Jorge Ladines

Personal information
- Full name: Jorge Washington Ladines Garcés
- Date of birth: September 21, 1986 (age 39)
- Place of birth: Guayaquil, Ecuador
- Height: 1.65 m (5 ft 5 in)
- Position: Winger

Senior career*
- Years: Team / Apps / (Gls)
- 2005–2008: Emelec / 95 / (21)
- 2009–2010: El Nacional / 14 / (4)
- 2010: Deportivo Cuenca / 10 / (1)
- 2011: LDE Guayaquil / 4 / (0)
- 2012: Barcelona / 0 / (0)

International career^{‡}
- 2006–present: Ecuador / 1 / (0)

= Jorge Ladines =

Ecuadorian footballer (born 1986)

Jorge Washington Ladines Garcés (born September 21, 1986) is an Ecuadorian footballer.
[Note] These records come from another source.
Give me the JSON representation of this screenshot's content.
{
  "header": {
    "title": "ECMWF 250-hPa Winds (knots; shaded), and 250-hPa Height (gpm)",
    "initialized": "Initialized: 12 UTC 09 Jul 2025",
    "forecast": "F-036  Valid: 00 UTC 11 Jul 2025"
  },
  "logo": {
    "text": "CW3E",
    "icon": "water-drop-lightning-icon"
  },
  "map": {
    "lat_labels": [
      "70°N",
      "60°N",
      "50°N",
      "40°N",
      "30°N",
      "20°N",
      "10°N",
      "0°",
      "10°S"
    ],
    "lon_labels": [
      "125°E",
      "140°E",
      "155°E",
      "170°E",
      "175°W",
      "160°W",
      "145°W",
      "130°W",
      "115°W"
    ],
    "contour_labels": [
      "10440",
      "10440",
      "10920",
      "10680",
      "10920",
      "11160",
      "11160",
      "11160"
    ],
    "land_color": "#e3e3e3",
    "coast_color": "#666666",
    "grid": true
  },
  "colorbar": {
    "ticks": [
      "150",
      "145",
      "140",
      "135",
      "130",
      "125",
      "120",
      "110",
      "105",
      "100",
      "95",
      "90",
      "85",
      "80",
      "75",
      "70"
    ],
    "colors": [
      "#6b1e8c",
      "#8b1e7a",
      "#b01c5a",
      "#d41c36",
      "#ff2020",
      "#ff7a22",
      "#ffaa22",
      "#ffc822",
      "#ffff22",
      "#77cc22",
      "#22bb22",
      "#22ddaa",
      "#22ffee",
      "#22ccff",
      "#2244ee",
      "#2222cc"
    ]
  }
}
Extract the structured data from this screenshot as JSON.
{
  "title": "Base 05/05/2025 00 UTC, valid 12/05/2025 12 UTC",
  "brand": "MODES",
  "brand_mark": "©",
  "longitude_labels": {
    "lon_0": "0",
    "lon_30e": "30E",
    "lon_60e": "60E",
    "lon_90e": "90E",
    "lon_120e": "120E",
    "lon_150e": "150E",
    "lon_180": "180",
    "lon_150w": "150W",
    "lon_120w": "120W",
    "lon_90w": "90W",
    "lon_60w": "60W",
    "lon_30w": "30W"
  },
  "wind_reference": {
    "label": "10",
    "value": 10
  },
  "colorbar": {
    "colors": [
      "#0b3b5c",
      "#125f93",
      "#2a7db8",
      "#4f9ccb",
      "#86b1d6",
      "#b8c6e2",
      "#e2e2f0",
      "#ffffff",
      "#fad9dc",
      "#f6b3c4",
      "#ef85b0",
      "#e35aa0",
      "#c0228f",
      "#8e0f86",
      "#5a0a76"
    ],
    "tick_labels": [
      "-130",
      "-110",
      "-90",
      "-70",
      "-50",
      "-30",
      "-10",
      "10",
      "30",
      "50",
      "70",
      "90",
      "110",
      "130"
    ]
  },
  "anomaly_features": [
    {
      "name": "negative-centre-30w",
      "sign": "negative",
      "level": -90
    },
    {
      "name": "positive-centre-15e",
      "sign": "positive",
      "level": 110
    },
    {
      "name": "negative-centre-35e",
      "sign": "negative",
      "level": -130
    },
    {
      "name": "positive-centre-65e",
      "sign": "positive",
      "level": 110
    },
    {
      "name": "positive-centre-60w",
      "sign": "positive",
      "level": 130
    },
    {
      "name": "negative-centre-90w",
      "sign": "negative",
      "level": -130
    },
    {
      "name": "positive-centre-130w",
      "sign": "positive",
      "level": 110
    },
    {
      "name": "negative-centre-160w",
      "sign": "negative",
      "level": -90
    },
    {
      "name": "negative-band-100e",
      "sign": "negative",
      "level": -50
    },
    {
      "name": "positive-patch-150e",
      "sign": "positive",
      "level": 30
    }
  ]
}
He currently plays for Barcelona Sporting Club in the Campeonato Ecuatoriano de Fútbol.

==Club career==
He has played for multiple club teams, including Emelec Guayaquil, El Nacional Quito, and Patria Guayaquil.

==International career==
He received his first international call up for Ecuador for a September 2007 friendly against El Salvador, which Ecuador won 5–1. He also was included in the squad that began the 2010 World Cup qualifying campaign.